Well, there are two reasons. I love painting my own painting. I come down to the office, I get on my back, and I start painting. And I think I'm in the Sistine Chapel. It's my painting. Now, if somebody says, "Use more red paint instead of blue. Paint a seascape instead of a landscape," I would hand them the brush in five seconds and I'd say-I'd say a few other things, too - but I'd say, "Do your own painting. I'll go paint what I want to paint." I get to do my own painting. And then I get applause - if I deserve it. And I like that. I like having the painting admired, and I like to get to paint my own painting. That's so much more important to me than getting my golf score down three strokes or beating somebody at shuffleboard or something. I mean, it is the ultimate pleasure.
Now, if that turns me on, why won't it turn on these people who have built their own businesses? They have spent their life creating a wonderful painting. Now, for one reason or another, maybe tax reasons, maybe sibling reasons, who knows what, they need to sell it, they need to monetize it.
They come to me, and they know that at Berkshire they're going to keep the brush, they're going to keep doing the painting, and I have to look at them and decide whether they are people that really care about their painting or care about the money. [One giveaway is] if they auction the business. We've never bought a business at an auction. Never. Anybody that wants to auction off their family or auction off the creation of a lifetime, that's not what we want.
I tell people you've got two choices. You've spent a lifetime building this business. Or maybe your father built the business and you carried it on. Maybe your grandfather. You've given up vacations sometimes. You worked on weekends and all these things to create this really incredible painting that you're bringing to me. Now, if they want to auction it, they're not for me.

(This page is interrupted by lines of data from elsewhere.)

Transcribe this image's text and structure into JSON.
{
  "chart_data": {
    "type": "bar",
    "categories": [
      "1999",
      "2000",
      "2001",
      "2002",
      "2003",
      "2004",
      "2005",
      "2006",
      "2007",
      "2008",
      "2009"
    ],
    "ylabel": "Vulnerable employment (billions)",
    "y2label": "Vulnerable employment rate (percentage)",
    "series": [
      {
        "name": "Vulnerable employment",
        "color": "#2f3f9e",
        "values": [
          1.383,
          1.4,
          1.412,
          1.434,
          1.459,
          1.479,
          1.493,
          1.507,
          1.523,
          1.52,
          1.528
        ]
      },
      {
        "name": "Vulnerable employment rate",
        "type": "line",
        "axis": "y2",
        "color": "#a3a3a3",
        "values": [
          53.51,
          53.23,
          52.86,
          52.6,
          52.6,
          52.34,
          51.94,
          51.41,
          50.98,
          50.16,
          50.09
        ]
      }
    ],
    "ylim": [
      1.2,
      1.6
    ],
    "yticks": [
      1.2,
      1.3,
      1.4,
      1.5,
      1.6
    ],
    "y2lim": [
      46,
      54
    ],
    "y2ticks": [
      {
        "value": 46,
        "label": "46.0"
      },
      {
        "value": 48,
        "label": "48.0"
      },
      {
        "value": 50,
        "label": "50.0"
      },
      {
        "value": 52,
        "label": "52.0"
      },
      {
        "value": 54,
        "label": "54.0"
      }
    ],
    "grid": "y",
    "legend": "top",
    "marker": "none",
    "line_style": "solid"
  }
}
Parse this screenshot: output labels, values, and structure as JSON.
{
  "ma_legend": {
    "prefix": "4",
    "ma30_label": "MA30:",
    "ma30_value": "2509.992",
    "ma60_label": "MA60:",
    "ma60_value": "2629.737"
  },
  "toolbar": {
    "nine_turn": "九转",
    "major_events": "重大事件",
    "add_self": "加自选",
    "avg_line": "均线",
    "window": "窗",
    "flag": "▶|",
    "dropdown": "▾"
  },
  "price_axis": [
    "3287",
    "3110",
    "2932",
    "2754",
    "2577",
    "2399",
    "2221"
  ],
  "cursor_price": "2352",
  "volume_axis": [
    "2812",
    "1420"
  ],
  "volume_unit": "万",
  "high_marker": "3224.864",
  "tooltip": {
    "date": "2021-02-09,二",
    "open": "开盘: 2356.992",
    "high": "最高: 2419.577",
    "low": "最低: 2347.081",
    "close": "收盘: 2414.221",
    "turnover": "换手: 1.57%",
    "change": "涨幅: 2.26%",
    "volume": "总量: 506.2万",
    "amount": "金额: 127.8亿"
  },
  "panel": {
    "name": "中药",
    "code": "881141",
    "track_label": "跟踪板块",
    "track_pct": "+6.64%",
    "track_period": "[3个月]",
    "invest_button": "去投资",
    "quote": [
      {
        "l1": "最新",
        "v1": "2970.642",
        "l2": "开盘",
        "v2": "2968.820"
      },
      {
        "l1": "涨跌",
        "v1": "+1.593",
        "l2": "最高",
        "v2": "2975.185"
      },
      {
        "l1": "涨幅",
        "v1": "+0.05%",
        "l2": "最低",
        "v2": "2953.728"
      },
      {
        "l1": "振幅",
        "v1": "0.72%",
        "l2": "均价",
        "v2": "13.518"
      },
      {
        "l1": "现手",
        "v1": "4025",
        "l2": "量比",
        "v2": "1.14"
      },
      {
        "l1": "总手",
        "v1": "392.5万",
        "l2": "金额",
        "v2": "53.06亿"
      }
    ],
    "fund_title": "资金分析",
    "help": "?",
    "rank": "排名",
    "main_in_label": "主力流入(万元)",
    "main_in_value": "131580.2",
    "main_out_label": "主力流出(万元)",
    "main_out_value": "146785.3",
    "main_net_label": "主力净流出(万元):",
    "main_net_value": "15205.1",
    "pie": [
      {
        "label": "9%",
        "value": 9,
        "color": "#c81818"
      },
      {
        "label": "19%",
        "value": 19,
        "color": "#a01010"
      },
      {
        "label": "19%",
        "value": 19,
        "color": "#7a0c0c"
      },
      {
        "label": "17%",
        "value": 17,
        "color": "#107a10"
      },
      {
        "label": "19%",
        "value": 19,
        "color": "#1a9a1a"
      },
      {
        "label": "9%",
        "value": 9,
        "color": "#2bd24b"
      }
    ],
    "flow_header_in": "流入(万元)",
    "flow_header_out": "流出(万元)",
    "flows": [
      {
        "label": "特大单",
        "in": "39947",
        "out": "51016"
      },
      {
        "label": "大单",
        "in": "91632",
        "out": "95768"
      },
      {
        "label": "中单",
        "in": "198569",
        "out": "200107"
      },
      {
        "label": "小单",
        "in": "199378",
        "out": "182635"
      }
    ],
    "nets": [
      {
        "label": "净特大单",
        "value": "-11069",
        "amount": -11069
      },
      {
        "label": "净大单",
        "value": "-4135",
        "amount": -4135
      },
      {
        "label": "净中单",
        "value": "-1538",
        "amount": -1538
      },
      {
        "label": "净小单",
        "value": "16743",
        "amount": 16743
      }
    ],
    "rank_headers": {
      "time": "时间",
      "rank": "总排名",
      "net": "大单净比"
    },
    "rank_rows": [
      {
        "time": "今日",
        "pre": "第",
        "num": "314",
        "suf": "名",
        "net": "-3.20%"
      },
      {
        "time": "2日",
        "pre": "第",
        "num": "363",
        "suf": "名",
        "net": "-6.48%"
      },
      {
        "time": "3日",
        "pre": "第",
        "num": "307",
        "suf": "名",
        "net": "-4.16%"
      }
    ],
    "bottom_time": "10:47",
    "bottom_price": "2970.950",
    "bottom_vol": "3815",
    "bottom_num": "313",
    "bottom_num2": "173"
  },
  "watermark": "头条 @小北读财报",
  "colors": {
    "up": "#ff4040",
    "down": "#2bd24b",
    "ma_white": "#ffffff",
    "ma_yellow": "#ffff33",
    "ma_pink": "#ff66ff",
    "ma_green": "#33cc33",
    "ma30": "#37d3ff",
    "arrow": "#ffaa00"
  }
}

I tell them they have two choices. They can sell it to us, and it'll be in the Metropolitan Museum of Art. We'll have a wing for their painting. People will come and admire it, which they do. And they will say, "That's one hell of a painter." And you get to keep painting. Or you can take this marvelous painting and you can sell it to a porn shop. [Laughter] And he'll take the thing and he'll make the boobs a little bigger, something like that. And put it in the window. And a guy will come over in a raincoat a few years later, and he'll buy it, post it in his window, and it'll become a piece of meat, basically. We get the ones who care about having in it the Metropolitan Museum.